In 2024, 22 per cent of all light vehicles sold in the U.S. were imported from Mexico, according to S&P Global Mobility. General Motors sources about 22 per cent of its vehicles and Ford sources 15 per cent of its vehicles from Mexico.
The tariff threat is also dragging down auto parts companies. Visteon, which has significant business relationships with Ford, General Motors and Volkswagen, fell 3.4 per cent. Aptiv fell 2.8 per cent and Goodyear Tire fell 1.9 per cent.
Trouble brewing
Liquor, beer and alcoholic beverage makers came under pressure from potential tariffs. Authorities in several Canadian provinces are already retaliating by planning to remove American liquor brands from government store shelves.

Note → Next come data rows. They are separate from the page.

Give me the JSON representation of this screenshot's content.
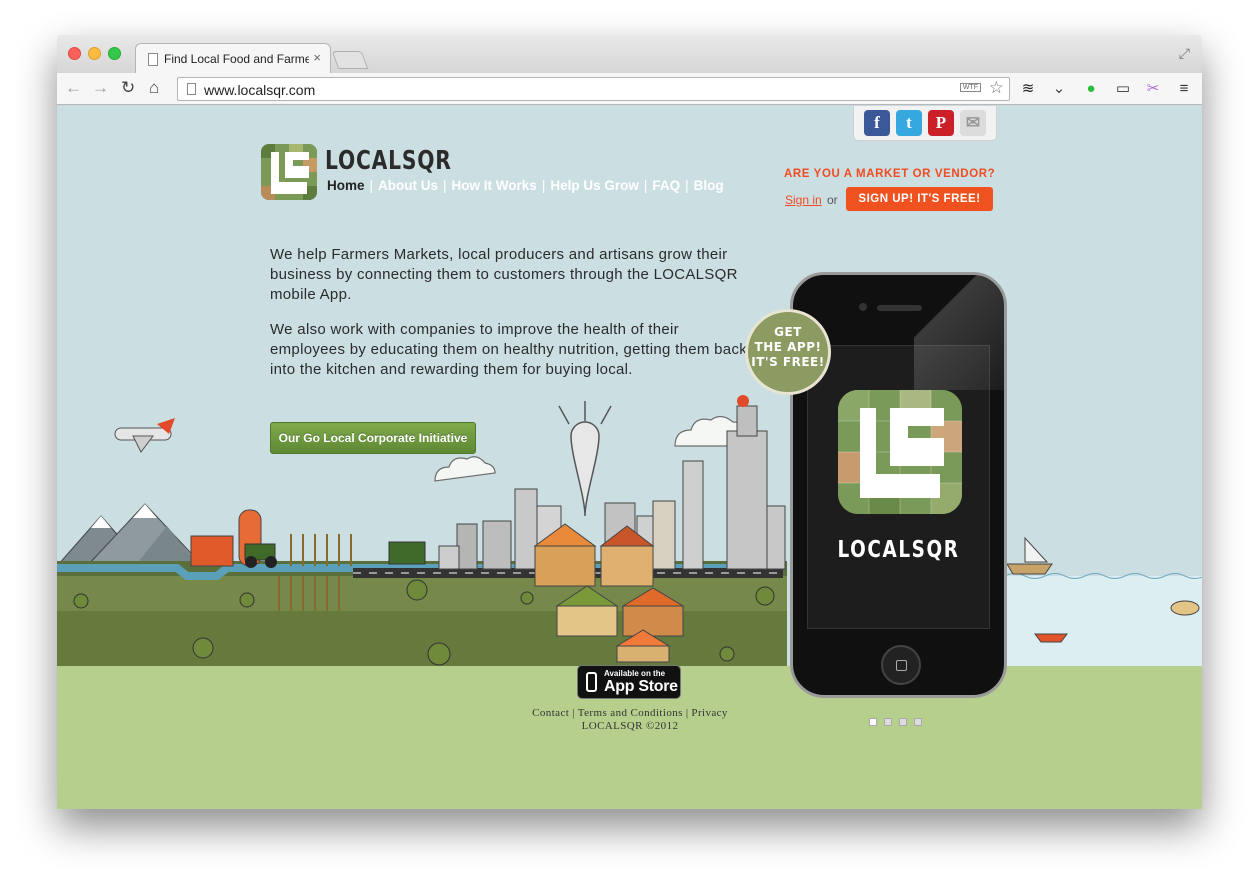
{
  "browser": {
    "tab_title": "Find Local Food and Farme",
    "tab_close": "×",
    "url": "www.localsqr.com",
    "url_badge": "WTF",
    "icons": [
      "back-icon",
      "forward-icon",
      "reload-icon",
      "home-icon",
      "star-icon",
      "layers-icon",
      "pocket-icon",
      "evernote-icon",
      "cast-icon",
      "scissors-icon",
      "menu-icon"
    ]
  },
  "share": {
    "facebook": "f",
    "twitter": "t",
    "pinterest": "P",
    "email": "✉"
  },
  "logo": {
    "text": "LOCALSQR"
  },
  "nav": {
    "items": [
      "Home",
      "About Us",
      "How It Works",
      "Help Us Grow",
      "FAQ",
      "Blog"
    ],
    "separator": "|"
  },
  "vendor": {
    "question": "ARE YOU A MARKET OR VENDOR?",
    "signin": "Sign in",
    "or": "or",
    "signup": "SIGN UP! IT'S FREE!"
  },
  "intro": {
    "p1": "We help Farmers Markets, local producers and artisans grow their business by connecting them to customers through the LOCALSQR mobile App.",
    "p2": "We also work with companies to improve the health of their employees by educating them on healthy nutrition, getting them back into the kitchen and rewarding them for buying local."
  },
  "corporate_button": "Our Go Local Corporate Initiative",
  "badge": {
    "line1": "GET",
    "line2": "THE APP!",
    "line3": "IT'S FREE!"
  },
  "phone": {
    "app_name": "LOCALSQR"
  },
  "pager": {
    "count": 4,
    "active": 0
  },
  "appstore": {
    "small": "Available on the",
    "big": "App Store"
  },
  "footer": {
    "links": [
      "Contact",
      "Terms and Conditions",
      "Privacy"
    ],
    "copyright": "LOCALSQR ©2012"
  },
  "colors": {
    "sky": "#cbdfe3",
    "ground": "#b6cf8d",
    "accent": "#f04b22",
    "button_green": "#6a9640",
    "badge": "#8b9b62"
  }
}
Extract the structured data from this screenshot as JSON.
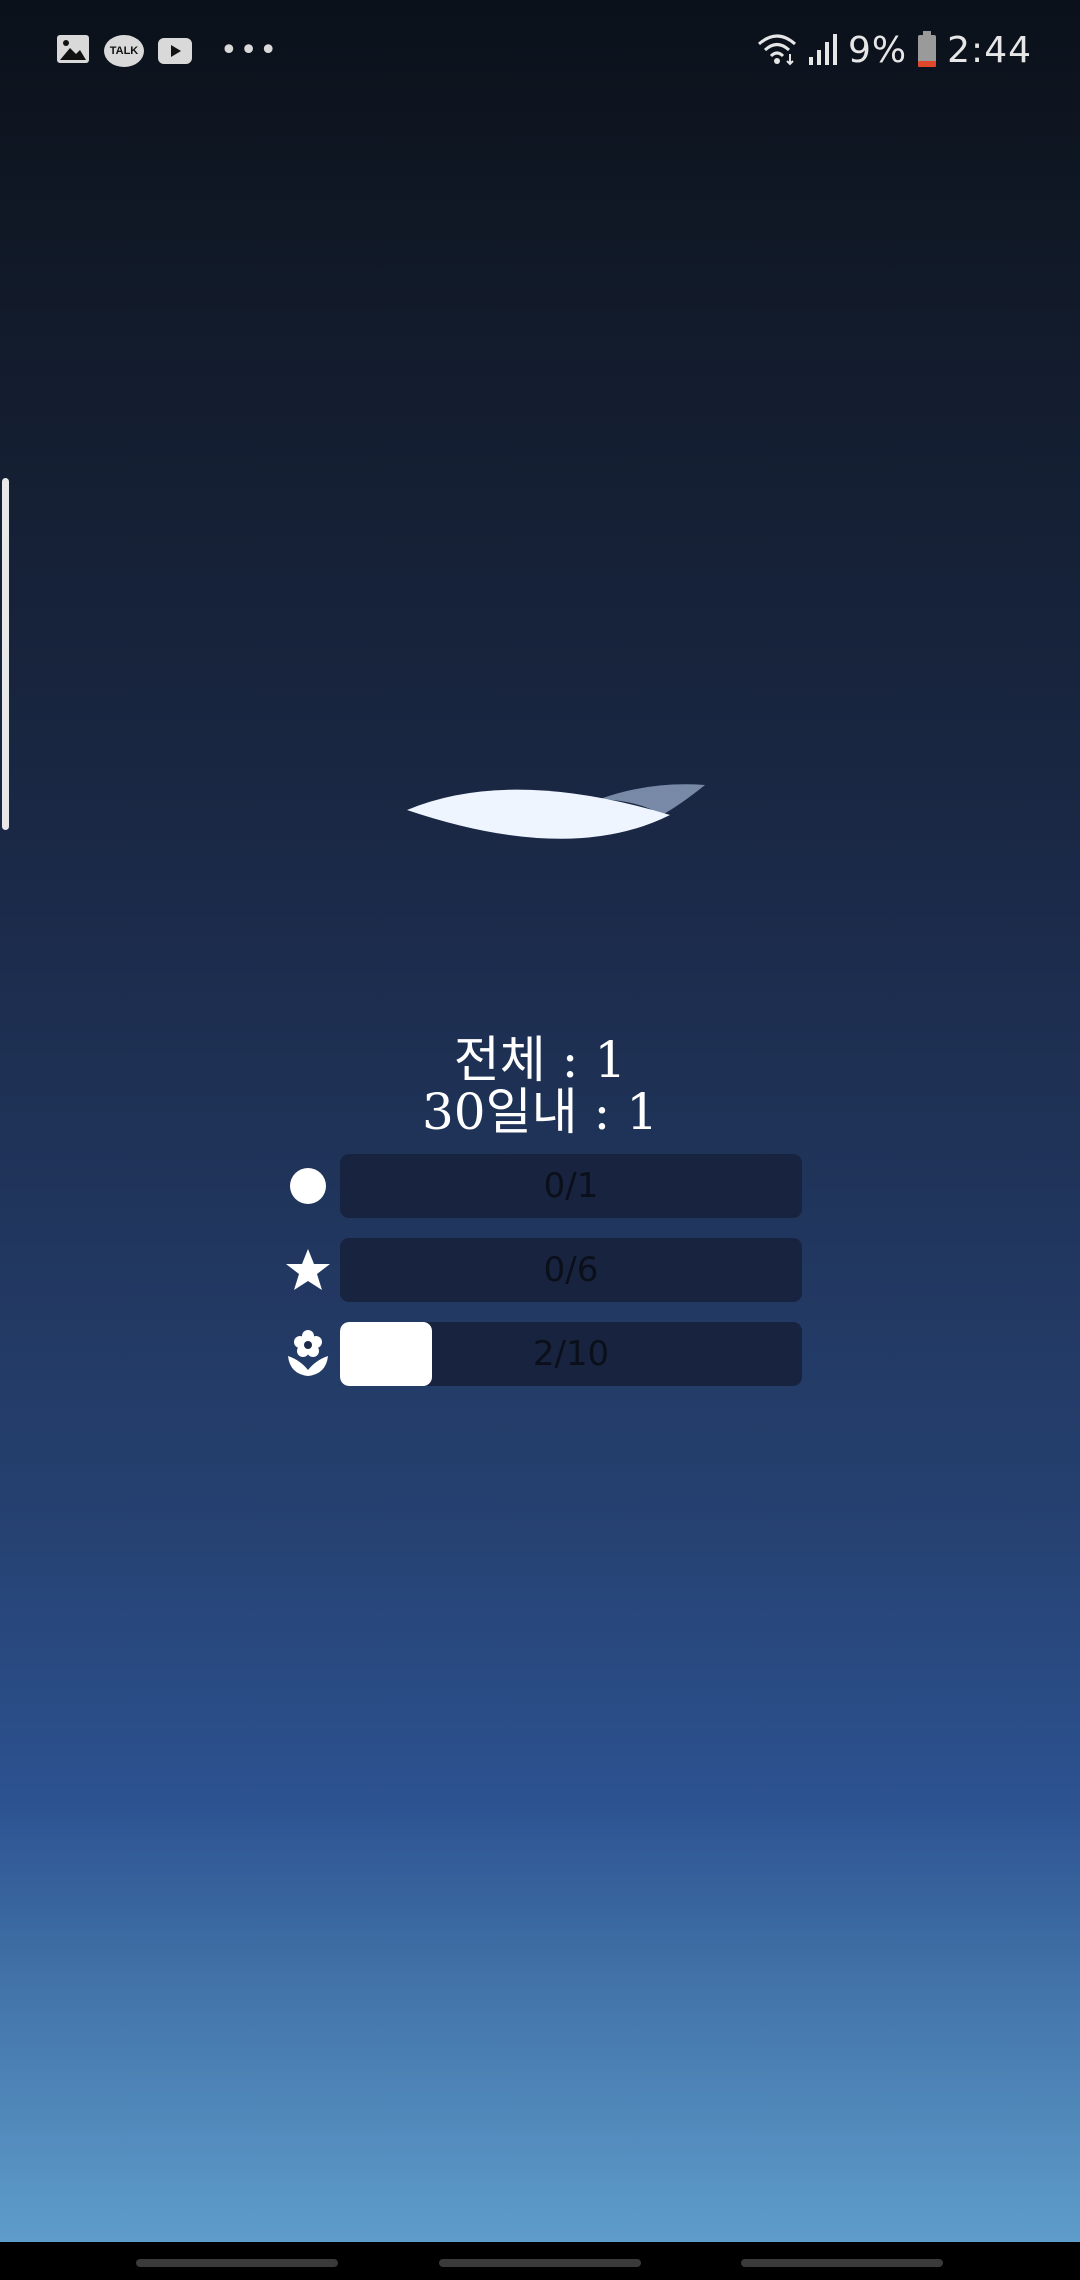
{
  "status_bar": {
    "left_icons": [
      "gallery-icon",
      "kakaotalk-icon",
      "youtube-icon",
      "more-dots-icon"
    ],
    "talk_label": "TALK",
    "more_label": "•••",
    "battery_percent": "9%",
    "time": "2:44"
  },
  "summary": {
    "total_line": "전체 : 1",
    "recent_line": "30일내 : 1"
  },
  "progress": [
    {
      "icon": "circle-icon",
      "label": "0/1",
      "fill": 0.0
    },
    {
      "icon": "star-icon",
      "label": "0/6",
      "fill": 0.0
    },
    {
      "icon": "flower-icon",
      "label": "2/10",
      "fill": 0.2
    },
    {
      "_": null
    }
  ],
  "colors": {
    "track": "#17233f",
    "fill": "#ffffff",
    "label": "#0a0f1a"
  }
}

Constellation Brands fell 3.5 per cent. The company is particularly sensitive to trade issues. It owns the exclusive rights to import Corona and Modelo brand beer to the U.S. from Mexico. The brands are actually owned by Budweiser maker AB InBev, which holds rights to the beer brands outside the U.S. AB InBev shares fell 1 per cent.

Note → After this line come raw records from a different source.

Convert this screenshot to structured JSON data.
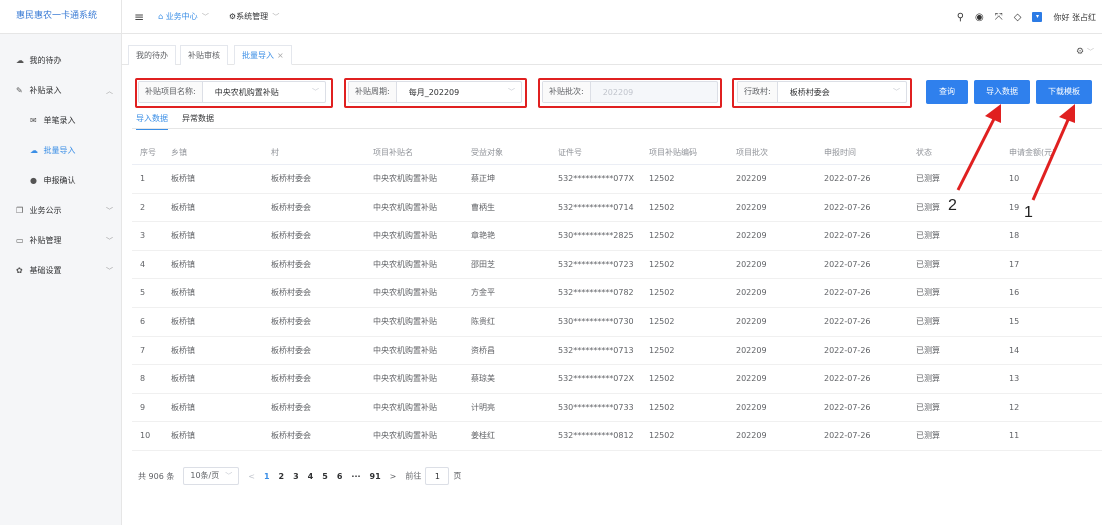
{
  "app": {
    "title": "惠民惠农一卡通系统"
  },
  "sidebar": {
    "items": [
      {
        "label": "我的待办",
        "icon": "cloud-icon"
      },
      {
        "label": "补贴录入",
        "icon": "pencil-icon"
      },
      {
        "label": "单笔录入",
        "icon": "mail-icon"
      },
      {
        "label": "批量导入",
        "icon": "upload-icon"
      },
      {
        "label": "申报确认",
        "icon": "check-circle-icon"
      },
      {
        "label": "业务公示",
        "icon": "copy-icon"
      },
      {
        "label": "补贴管理",
        "icon": "monitor-icon"
      },
      {
        "label": "基础设置",
        "icon": "gear-icon"
      }
    ]
  },
  "header": {
    "nav": [
      {
        "label": "业务中心"
      },
      {
        "label": "系统管理"
      }
    ],
    "greeting": "你好 张占红"
  },
  "tabs": [
    {
      "label": "我的待办"
    },
    {
      "label": "补贴审核"
    },
    {
      "label": "批量导入"
    }
  ],
  "filters": {
    "project": {
      "label": "补贴项目名称:",
      "value": "中央农机购置补贴"
    },
    "period": {
      "label": "补贴周期:",
      "value": "每月_202209"
    },
    "batch": {
      "label": "补贴批次:",
      "value": "202209"
    },
    "village": {
      "label": "行政村:",
      "value": "板桥村委会"
    }
  },
  "buttons": {
    "query": "查询",
    "import": "导入数据",
    "download": "下载模板"
  },
  "subtabs": [
    "导入数据",
    "异常数据"
  ],
  "table": {
    "headers": [
      "序号",
      "乡镇",
      "村",
      "项目补贴名",
      "受益对象",
      "证件号",
      "项目补贴编码",
      "项目批次",
      "申报时间",
      "状态",
      "申请金额(元)"
    ],
    "rows": [
      [
        "1",
        "板桥镇",
        "板桥村委会",
        "中央农机购置补贴",
        "蔡正坤",
        "532**********077X",
        "12502",
        "202209",
        "2022-07-26",
        "已测算",
        "10"
      ],
      [
        "2",
        "板桥镇",
        "板桥村委会",
        "中央农机购置补贴",
        "曹柄生",
        "532**********0714",
        "12502",
        "202209",
        "2022-07-26",
        "已测算",
        "19"
      ],
      [
        "3",
        "板桥镇",
        "板桥村委会",
        "中央农机购置补贴",
        "章艳艳",
        "530**********2825",
        "12502",
        "202209",
        "2022-07-26",
        "已测算",
        "18"
      ],
      [
        "4",
        "板桥镇",
        "板桥村委会",
        "中央农机购置补贴",
        "邵田芝",
        "532**********0723",
        "12502",
        "202209",
        "2022-07-26",
        "已测算",
        "17"
      ],
      [
        "5",
        "板桥镇",
        "板桥村委会",
        "中央农机购置补贴",
        "方金平",
        "532**********0782",
        "12502",
        "202209",
        "2022-07-26",
        "已测算",
        "16"
      ],
      [
        "6",
        "板桥镇",
        "板桥村委会",
        "中央农机购置补贴",
        "陈贵红",
        "530**********0730",
        "12502",
        "202209",
        "2022-07-26",
        "已测算",
        "15"
      ],
      [
        "7",
        "板桥镇",
        "板桥村委会",
        "中央农机购置补贴",
        "资桥昌",
        "532**********0713",
        "12502",
        "202209",
        "2022-07-26",
        "已测算",
        "14"
      ],
      [
        "8",
        "板桥镇",
        "板桥村委会",
        "中央农机购置补贴",
        "蔡琼美",
        "532**********072X",
        "12502",
        "202209",
        "2022-07-26",
        "已测算",
        "13"
      ],
      [
        "9",
        "板桥镇",
        "板桥村委会",
        "中央农机购置补贴",
        "计明亮",
        "530**********0733",
        "12502",
        "202209",
        "2022-07-26",
        "已测算",
        "12"
      ],
      [
        "10",
        "板桥镇",
        "板桥村委会",
        "中央农机购置补贴",
        "姜桂红",
        "532**********0812",
        "12502",
        "202209",
        "2022-07-26",
        "已测算",
        "11"
      ]
    ]
  },
  "pagination": {
    "total": "共 906 条",
    "page_size": "10条/页",
    "pages": [
      "1",
      "2",
      "3",
      "4",
      "5",
      "6",
      "···",
      "91"
    ],
    "goto_label": "前往",
    "goto_value": "1",
    "goto_unit": "页"
  },
  "annotations": {
    "marker_1": "1",
    "marker_2": "2"
  },
  "colors": {
    "primary": "#2f80ed",
    "highlight": "#e02020"
  }
}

Molson Coors, which makes Molson and Coors brand beers, fell 2.5 per cent.
Brown-Forman, which distributes Jack Daniels whiskey, fell 3.3 per cent.
Diageo, which owns Smirnoff, Johnnie Walker and Crown Royal among other liquor brands, fell 2.5 per cent.
Tech glitch
Tariffs have put more pressure on the Big Tech companies that have been leading the market to records. The sector was already under pressure following last week's worries about increased competition from China's DeepSeek artificial intelligence company.
Semiconductor giant Nvidia fell 2.8 per cent and iPhone maker Apple slipped 3.4 per cent. Both companies rely on China for production and sales. Nvidia gets nearly 39 per cent of its revenue from China, while Apple gets about 16 per cent of its revenue from China, according to FactSet.
Retail retreat
Clothing and other retailers are particularly sensitive to tariffs. The industry relies on production of goods in China, Mexico and other nations. Consumers rely on relatively low prices for many of those imported goods.
Nike's stock fell 0.4 per cent. It makes 22 per cent of its finished products and gets 30 per cent of its raw materials from China. That's compared with just 4 per cent of its products made in the U.S.
Best Buy, like other electronic retailers, relies on sales of products made outside of the U.S. It's stock fell 2.4 per cent.
Construction costs
Homebuilders face rising costs if wood and other building materials become more expensive. Canada is a big exporter of lumber to the U.S.
Lennar fell 3.8 per cent, Toll Brothers fell 3.2 per cent.